Operator Description
D Deletion; the nucleotide is present in the reference but not in the read
H Hard Clipping; the clipped nucleotides are not present in the read.
I Insertion; the nucleotide is present in the read  but not in the rference.
M Match; can be either an alignment match or mismatch. The nucleotide is present in the reference.
N Skipped region; a region of nucleotides is not present in the read
P Padding; padded area in the read and not in the reference
S Soft Clipping;  the clipped nucleotides are present in the read
X Read Mismatch; the nucleotide is present in the reference
= Read Match; the nucleotide is present in the reference

The following example shows the mapping of different reads to a reference sequence and their corresponding SAM file [2].  SAM_parser_figure1

Different tools such as SAMtools [2] and htsjdk are available to post-process the SAM files for analysis of the alignment information.

An intuitive usage of the SAM file is to view the overall coverage of the reference sequence by the reads.
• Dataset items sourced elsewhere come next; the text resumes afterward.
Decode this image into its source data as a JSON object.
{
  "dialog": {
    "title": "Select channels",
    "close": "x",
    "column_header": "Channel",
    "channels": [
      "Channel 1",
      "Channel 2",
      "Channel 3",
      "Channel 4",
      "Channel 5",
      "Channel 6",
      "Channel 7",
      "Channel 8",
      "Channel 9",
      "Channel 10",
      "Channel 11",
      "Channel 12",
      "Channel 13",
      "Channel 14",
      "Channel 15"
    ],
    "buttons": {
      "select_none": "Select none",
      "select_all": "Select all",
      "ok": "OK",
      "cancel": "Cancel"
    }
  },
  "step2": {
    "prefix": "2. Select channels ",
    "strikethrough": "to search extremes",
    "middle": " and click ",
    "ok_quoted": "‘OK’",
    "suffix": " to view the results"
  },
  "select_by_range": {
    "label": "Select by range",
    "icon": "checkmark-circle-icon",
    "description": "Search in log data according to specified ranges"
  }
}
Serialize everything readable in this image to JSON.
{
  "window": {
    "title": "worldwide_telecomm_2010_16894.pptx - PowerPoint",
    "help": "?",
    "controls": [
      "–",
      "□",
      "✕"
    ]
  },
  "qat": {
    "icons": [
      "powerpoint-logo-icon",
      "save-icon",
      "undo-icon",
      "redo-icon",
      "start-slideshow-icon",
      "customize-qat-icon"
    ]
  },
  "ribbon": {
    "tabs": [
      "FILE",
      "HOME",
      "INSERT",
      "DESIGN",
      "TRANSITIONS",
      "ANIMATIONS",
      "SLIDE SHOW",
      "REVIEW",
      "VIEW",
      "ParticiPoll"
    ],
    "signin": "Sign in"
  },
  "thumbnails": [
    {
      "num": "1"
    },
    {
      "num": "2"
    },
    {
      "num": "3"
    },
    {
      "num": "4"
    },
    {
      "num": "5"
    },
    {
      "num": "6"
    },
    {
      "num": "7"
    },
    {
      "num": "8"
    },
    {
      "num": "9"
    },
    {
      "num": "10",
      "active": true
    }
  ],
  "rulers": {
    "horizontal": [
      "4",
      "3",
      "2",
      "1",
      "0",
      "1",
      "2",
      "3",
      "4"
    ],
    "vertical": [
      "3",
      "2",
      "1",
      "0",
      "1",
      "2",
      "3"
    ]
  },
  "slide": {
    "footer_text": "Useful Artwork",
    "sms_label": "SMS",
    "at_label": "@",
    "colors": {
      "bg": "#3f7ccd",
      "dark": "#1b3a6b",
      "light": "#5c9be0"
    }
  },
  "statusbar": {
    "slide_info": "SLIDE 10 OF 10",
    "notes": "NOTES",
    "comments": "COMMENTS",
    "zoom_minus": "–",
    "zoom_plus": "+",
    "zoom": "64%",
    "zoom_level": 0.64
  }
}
This information can be retrieved from the mapping position and CIGAR value fields which are the 4th and 6th fields, respectively.  Computationally, reference coverage is obtained by counting the number of times (frequency) of each nucleotide base in the reference sequence that appears in the mapped reads.  The frequency is determined using one of three cases according to the operators in the CIGAR string:

  • Case1 ( M/X/=) :
    • start at the specified mapping position, set counter to 1
    • Add 1 to both the counts of the bases from that position and the counter.
    • Move to the next position.
    • Repeat this process till counter is the same as the number associated with the operator.
  • Case2 (N/D):
    • Move the specified mapping position by the number associated with the operator.
  • Case3 (I/S/H/P):
    • Do nothing

The following Java codes illustrate how to obtain the coverage of a single reference sequence obtained from a SAM file.

SAM_parser_fig2

The highest frequency in the reference sequence indicates the depth of the reads mapped to the reference. In this case, it is 3.

References:

[1]: The Sequence Alignment/Map format and SAMtools.   BIOINFORMATICS APPLICATIONS NOTE Vol. 25 no. 16 2009, pages 2078–2079 doi:10.1093/bioinformatics/btp352

[2]: Sequence Alignment/Map Format Specification.pdf

 

 

 

 

  • Richard Orton

    In your first table – are the insertion and deletion descriptions the wrong way round? Insertion; the nucleotide is present in the reference but not in the read. Shouldn’t this be present in the read but not the reference – and vice versa for the deletion?